When it rains in the city, these solids run off the roads, sidewalks and concrete buildings, and into the water.

“Anything living on the bottom [of the water] gets buried, so you end up with degraded water,” MacAvoy says.

Green roofs hold on to storm water and prevent it from picking up suspended solids. The nitrogen in the rainwater permeates the green roof and is used by the roof’s plants.

“What the green roofs try to do is clean the water of nitrogen before it gets into the waterways,” MacAvoy says.

MacAvoy, who has been studying green roofs’ impact on water pollution for the past two years, says they clean up to 60 percent of the suspended solids and 80 percent of the nitrogen that would otherwise get into the rivers.

This spring he’s begun collecting data from various roofs at American University. His previous work was in partnership with some of D.C.’s fire stations, which were equipped with green roofs in 2011 after receiving a $300,000 grant.

Green roofs have long been studied for their ability to save energy. Since installing the green roofs a few years ago, D.C.’s Engine 12 station reduced its energy costs by about 5 percent annually.

But in the past few years, there’s been more of a focus on nutrient retention.


Green roofs, such as this one at American University, could help clean up urban waterways. (WTOP/Rachel Nania)

“It’s still very much an area of discovery,” MacAvoy says. “We’re not confirming someone else’s results, at all.”

To quantify the impact green roofs have on urban water systems, MacAvoy and his research students will collect rainwater directly from the sky and rainwater that filters through pans on two different types of green roofs — an engineered-soil one and a foam-based one.

“We’re also collecting water that runs off of untreated roofs to get an idea of how dirty it is,” he says.

The researchers will compare levels of nitrate, ammonium, phosphorous and suspended solids in the collected samples. All of the economic and environmental findings will be reported to the National Fish and Wildlife Foundation.
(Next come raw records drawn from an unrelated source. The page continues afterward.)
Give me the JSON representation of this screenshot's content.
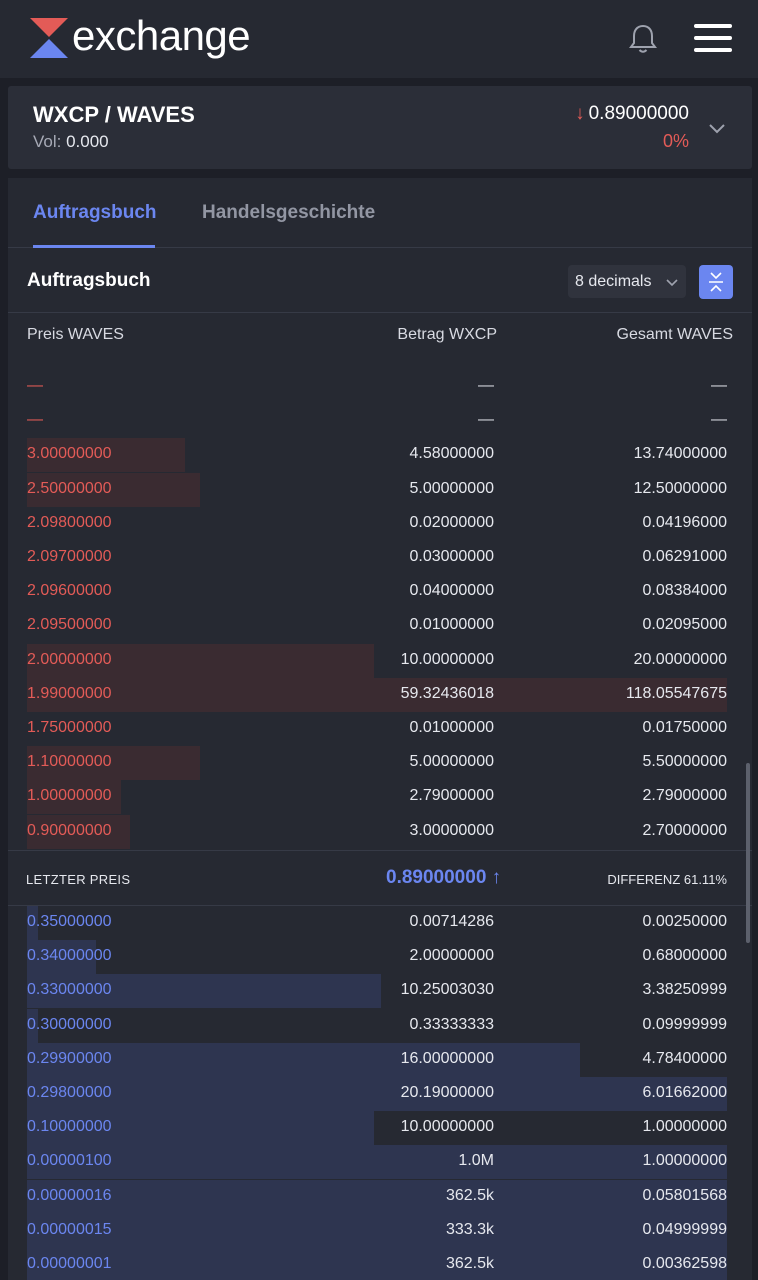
{
  "app": {
    "logo_text": "exchange"
  },
  "pair": {
    "name": "WXCP / WAVES",
    "vol_label": "Vol:",
    "vol_value": "0.000",
    "price": "0.89000000",
    "change": "0%"
  },
  "tabs": [
    {
      "label": "Auftragsbuch"
    },
    {
      "label": "Handelsgeschichte"
    }
  ],
  "orderbook": {
    "title": "Auftragsbuch",
    "decimals": "8 decimals",
    "columns": {
      "price": "Preis WAVES",
      "amount": "Betrag WXCP",
      "total": "Gesamt WAVES"
    },
    "asks": [
      {
        "price": "—",
        "amount": "—",
        "total": "—",
        "depth": 0
      },
      {
        "price": "—",
        "amount": "—",
        "total": "—",
        "depth": 0
      },
      {
        "price": "3.00000000",
        "amount": "4.58000000",
        "total": "13.74000000",
        "depth": 0.226
      },
      {
        "price": "2.50000000",
        "amount": "5.00000000",
        "total": "12.50000000",
        "depth": 0.247
      },
      {
        "price": "2.09800000",
        "amount": "0.02000000",
        "total": "0.04196000",
        "depth": 0
      },
      {
        "price": "2.09700000",
        "amount": "0.03000000",
        "total": "0.06291000",
        "depth": 0
      },
      {
        "price": "2.09600000",
        "amount": "0.04000000",
        "total": "0.08384000",
        "depth": 0
      },
      {
        "price": "2.09500000",
        "amount": "0.01000000",
        "total": "0.02095000",
        "depth": 0
      },
      {
        "price": "2.00000000",
        "amount": "10.00000000",
        "total": "20.00000000",
        "depth": 0.496
      },
      {
        "price": "1.99000000",
        "amount": "59.32436018",
        "total": "118.05547675",
        "depth": 1.0
      },
      {
        "price": "1.75000000",
        "amount": "0.01000000",
        "total": "0.01750000",
        "depth": 0
      },
      {
        "price": "1.10000000",
        "amount": "5.00000000",
        "total": "5.50000000",
        "depth": 0.247
      },
      {
        "price": "1.00000000",
        "amount": "2.79000000",
        "total": "2.79000000",
        "depth": 0.134
      },
      {
        "price": "0.90000000",
        "amount": "3.00000000",
        "total": "2.70000000",
        "depth": 0.147
      }
    ],
    "last_price": {
      "label": "LETZTER PREIS",
      "value": "0.89000000 ↑",
      "diff": "DIFFERENZ 61.11%"
    },
    "bids": [
      {
        "price": "0.35000000",
        "amount": "0.00714286",
        "total": "0.00250000",
        "depth": 0.016
      },
      {
        "price": "0.34000000",
        "amount": "2.00000000",
        "total": "0.68000000",
        "depth": 0.099
      },
      {
        "price": "0.33000000",
        "amount": "10.25003030",
        "total": "3.38250999",
        "depth": 0.506
      },
      {
        "price": "0.30000000",
        "amount": "0.33333333",
        "total": "0.09999999",
        "depth": 0.016
      },
      {
        "price": "0.29900000",
        "amount": "16.00000000",
        "total": "4.78400000",
        "depth": 0.79
      },
      {
        "price": "0.29800000",
        "amount": "20.19000000",
        "total": "6.01662000",
        "depth": 1.0
      },
      {
        "price": "0.10000000",
        "amount": "10.00000000",
        "total": "1.00000000",
        "depth": 0.496
      },
      {
        "price": "0.00000100",
        "amount": "1.0M",
        "total": "1.00000000",
        "depth": 1.0
      },
      {
        "price": "0.00000016",
        "amount": "362.5k",
        "total": "0.05801568",
        "depth": 1.0
      },
      {
        "price": "0.00000015",
        "amount": "333.3k",
        "total": "0.04999999",
        "depth": 1.0
      },
      {
        "price": "0.00000001",
        "amount": "362.5k",
        "total": "0.00362598",
        "depth": 1.0
      }
    ]
  },
  "colors": {
    "ask": "#e35b57",
    "bid": "#6b86f0",
    "ask_bar": "#3a2b31",
    "bid_bar": "#2e3550"
  }
}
MacAvoy says if the data shows that green roofs can keep pollutants out of D.C.’s rivers and streams, he anticipates more of them will be built in the District and other cities.

“The green roofs save energy; they retain storm water; they possibly reduce nutrient pollution; they possibly reduce sediment pollution; there are a bunch of positives. So I think they will be increasingly used,” he says. “D.C., in particular, wants to make its signature river — what’s going to become a signature river, the Anacostia — fishable and swimmable by 2032. So that gives us 18 years.”

While businesses and government buildings may move toward green roofs, he predicts homeowners won’t jump on the idea unless there is some sort of tax advantage or incentive.

The U.S Environmental Protection Agency says the cost of installing a green roof ranges from $10 to $25 per square foot. D.C. has started on an inventive program, though. A 2013-2014 rebate program from The District Department of the Environment offers D.C. residents and businesses base funding of $7 per square foot for installing a green roof.

“The value of property goes up when it’s environmentally sound, no doubt about it. So if you can make the environment prettier, more functional, less polluting — all of that’s a bonus,” MacAvoy says. “It’s not just the right thing to do; it’s the smart thing to do.”